La traduction que j’ai adoptée est celle de Pierre Saliat, légèrement retouchée. Par un singulier retour des choses d’ici-bas, elle a servi à introduire de nouveau le conte dans la littérature populaire de l’Égypte méridionale. J’avais donné, en 1884, un exemplaire de la première édition de ce volume à M. Nicolas Odescalchi, alors maître d’école à Thèbes, et qui est mort en 1892. Il en raconta les parties principales à quelques-uns de ses élèves, qui eux-mêmes les racontèrent à d’autres. Dès 1885, j’avais recueilli deux transcriptions de cette version nouvelle, dont une seule a été publiée dans le Journal Asiatique, 1885, t. VI, p. 449-159, texte en arabe et en traduction française, puis reproduite dans les Études Égyptiennes, t. I, p. 304-311. Le récit n’a pas été trop altéré : pourtant un des épisodes a disparu, celui dans lequel Chéops prostituait sa fille. On conçoit qu’un maître d’école, parlant à des enfants, n’ait pas tenu à leur conter l’histoire dans toute sa crudité native.

 

Le roi Rhampsinite[1] possédait un trésor si grand que nul de ses successeurs non seulement ne l’a surmonté, mais davantage n’a su en approcher. Pour le tenir en sûreté, il fit bâtir un cabinet de pierre de taille et voulut que l’une des murailles sortît hors l’œuvre et hors l’enclos de l’hôtel ; mais le maçon tailla et assit une pierre si proprement, que deux hommes, voire un seul, la pouvaient tirer et mouvoir de sa place[2]. Le cabinet achevé, le roi y amassa tous ses trésors, et, quelque temps après, le maçon-architecte, sentant approcher la fin de sa vie, appela ses enfants, qui étaient deux fils, et leur déclara comment il avait pourvu à leurs affaires, et l’artifice dont il avait usé bâtissant le cabinet du roi, afin qu’ils pussent vivre plantureusement. Et après leur avoir clairement donné à entendre le moyen d’ôter la pierre, il leur bailla certaines mesures, les avisant que, si bien les gardaient, ils seraient les grands trésoriers du roi : et sur ce alla de vie à trépas.

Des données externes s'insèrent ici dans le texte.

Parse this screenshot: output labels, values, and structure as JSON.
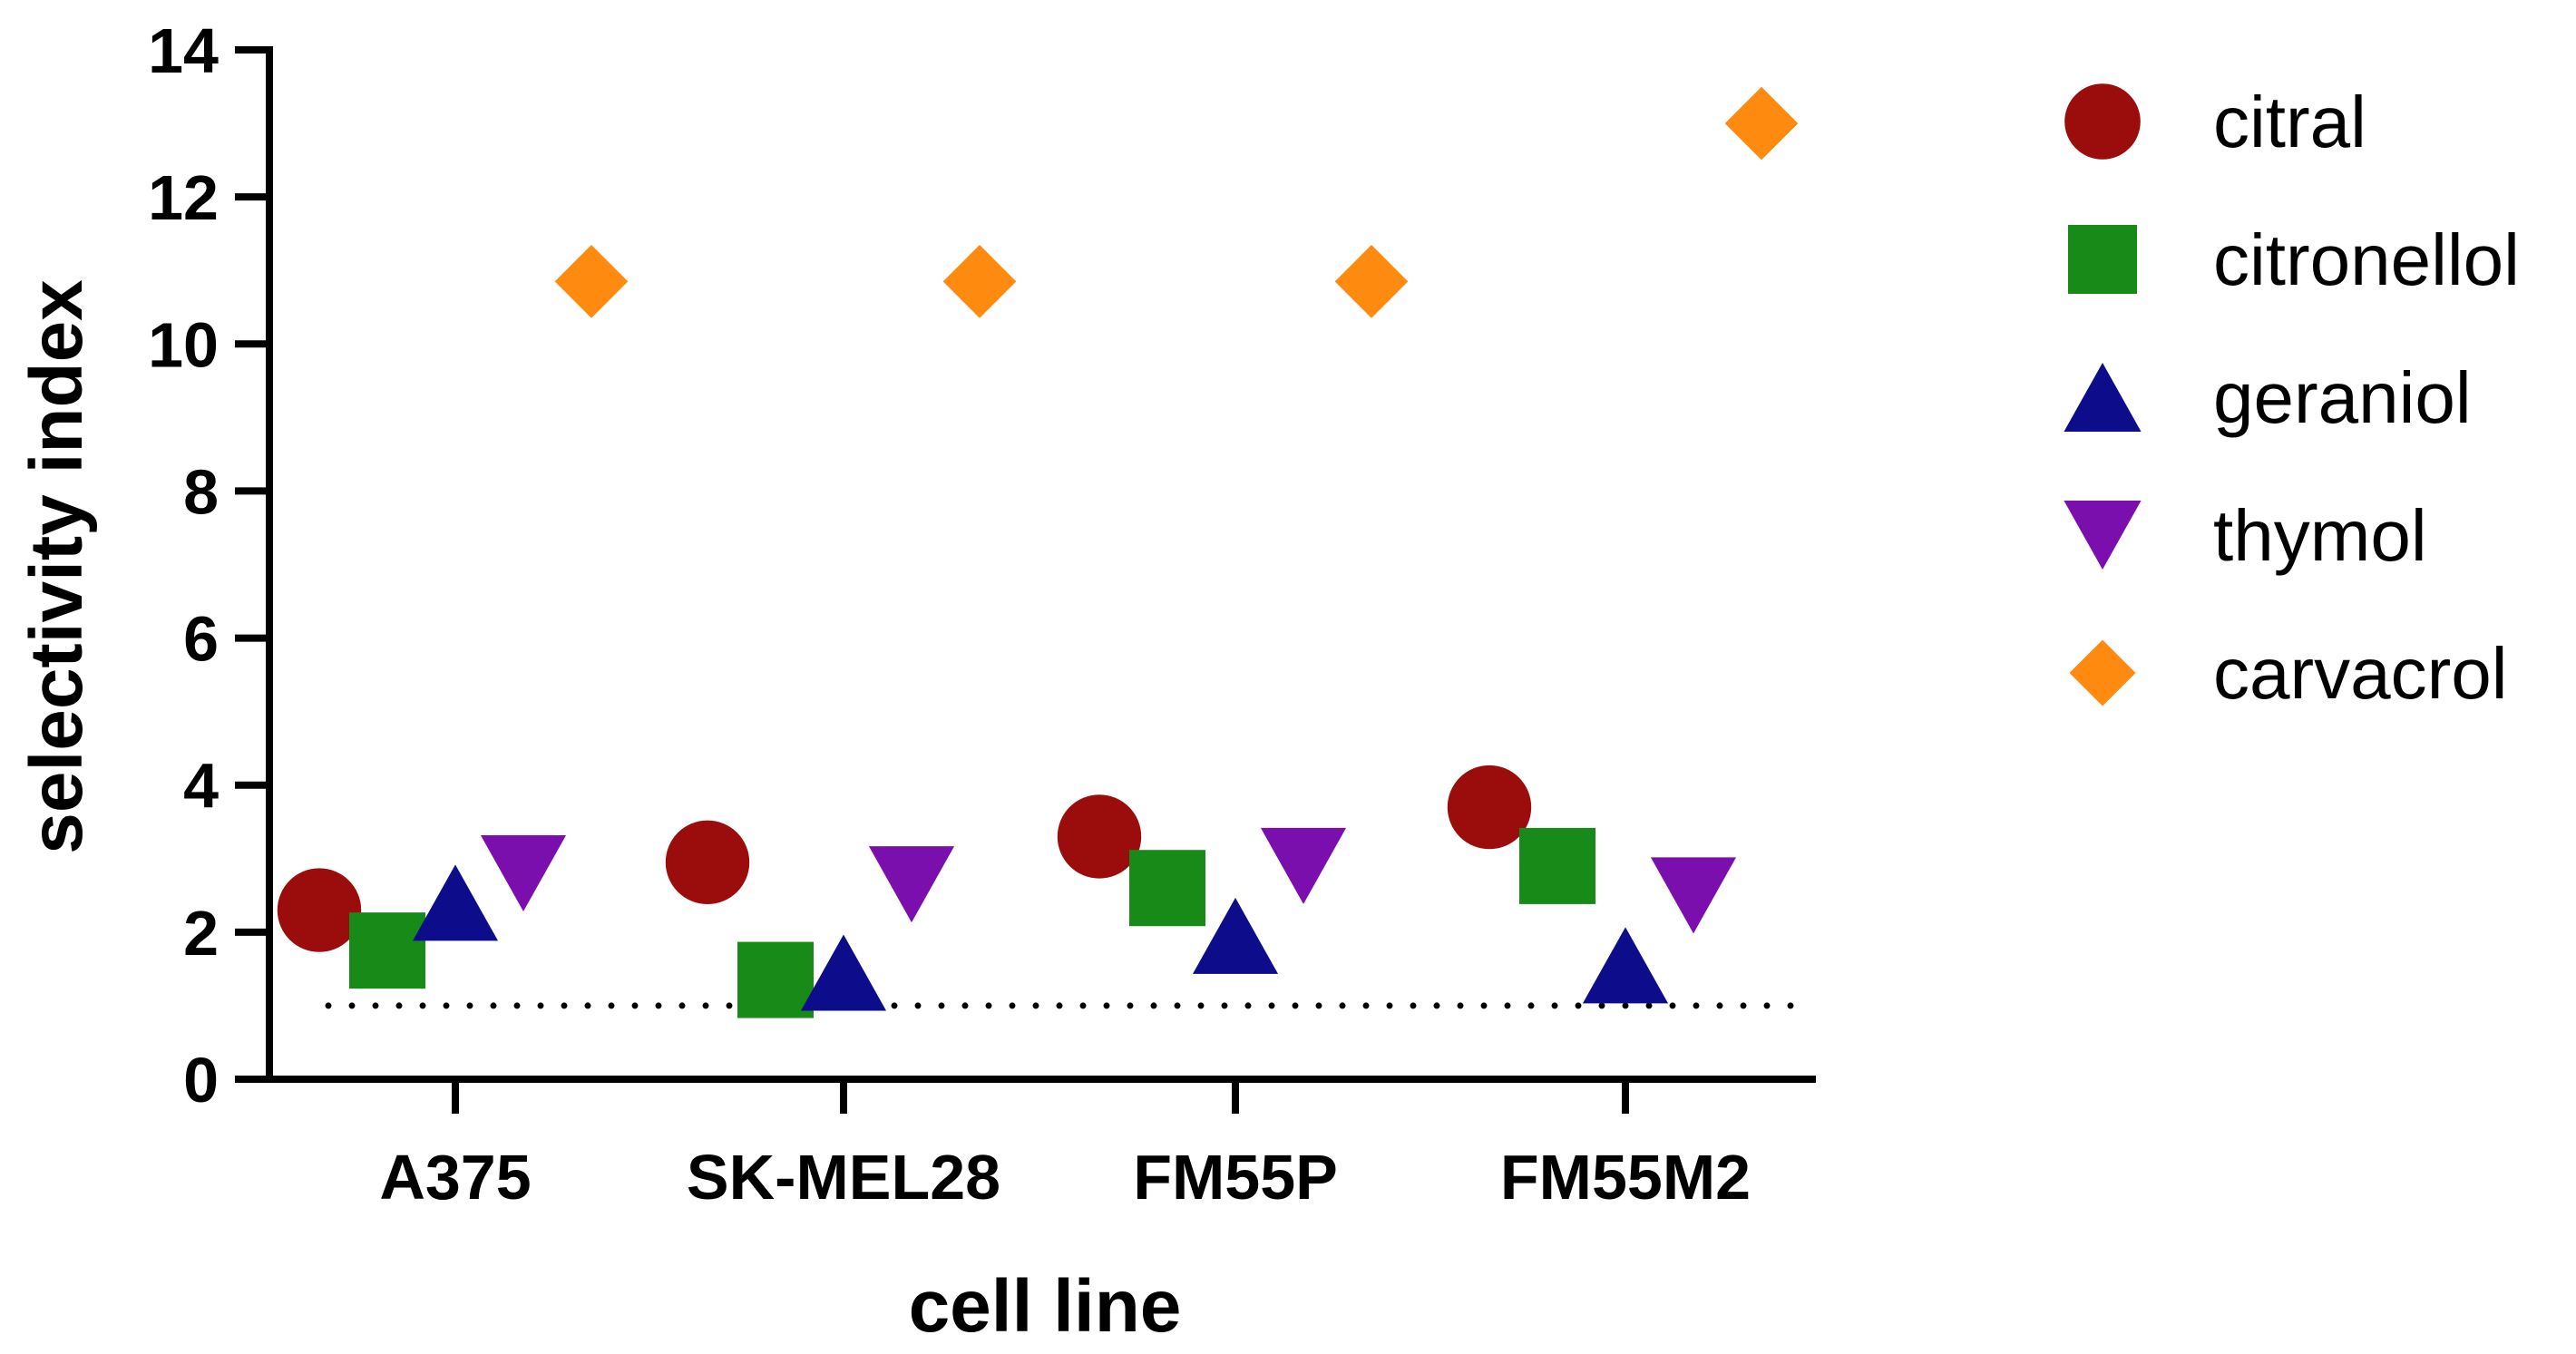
{
  "chart_data": {
    "type": "scatter",
    "xlabel": "cell line",
    "ylabel": "selectivity index",
    "categories": [
      "A375",
      "SK-MEL28",
      "FM55P",
      "FM55M2"
    ],
    "ylim": [
      0,
      14
    ],
    "yticks": [
      0,
      2,
      4,
      6,
      8,
      10,
      12,
      14
    ],
    "reference_line": {
      "y": 1,
      "style": "dotted"
    },
    "grid": false,
    "legend_position": "right",
    "series": [
      {
        "name": "citral",
        "marker": "circle",
        "color": "#9b0d0d",
        "values": [
          2.3,
          2.95,
          3.3,
          3.7
        ]
      },
      {
        "name": "citronellol",
        "marker": "square",
        "color": "#178a17",
        "values": [
          1.75,
          1.35,
          2.6,
          2.9
        ]
      },
      {
        "name": "geraniol",
        "marker": "triangle-up",
        "color": "#0d0d8c",
        "values": [
          2.4,
          1.45,
          1.95,
          1.55
        ]
      },
      {
        "name": "thymol",
        "marker": "triangle-down",
        "color": "#7a0fae",
        "values": [
          2.8,
          2.65,
          2.9,
          2.5
        ]
      },
      {
        "name": "carvacrol",
        "marker": "diamond",
        "color": "#ff8a10",
        "values": [
          10.85,
          10.85,
          10.85,
          13.0
        ]
      }
    ]
  }
}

Adonc ses enfants guère ne tardèrent à entamer besogne ils vinrent de nuit au palais du roi, et, la pierre trouvée aisément, la tirèrent de son lieu et emportèrent grande somme d’argent. Mais quand fortune voulut que le roi vint ouvrir son cabinet, il se trouva fort étonné, voyant ses coffres fort diminués et ne sachant qui accuser ou soupçonner, attendu qu’il trouvait les marques par lui apposées saines et entières, et le cabinet très bien clos et fermé. Et, après y être retourné deux ou trois fois voir si les coffres toujours diminuaient, enfin pour garder que les larrons plus si franchement ne retournassent chez eux, il commanda faire certains pièges et les asseoir près les coffres où étaient les trésors. Les larrons retournèrent selon leur coutume, et passa l’un dans le cabinet ; mais, soudain qu’il approcha d’un coffre, il se trouva pris au piège. Alors connaissant le danger où il était, appela vitement son frère et lui remontra l’état où il se trouvait, lui conseillant qu’il entrât vers lui et lui tranchât la tête, afin qu’il ne fût cause de se perdre avec soi s’il était reconnu. Le frère pensa qu’il parlait sagement, et par ce exécuta ainsi qu’il lui suadait ; et ayant remis la pierre, s’en retourna chez lui avec la tête de son frère.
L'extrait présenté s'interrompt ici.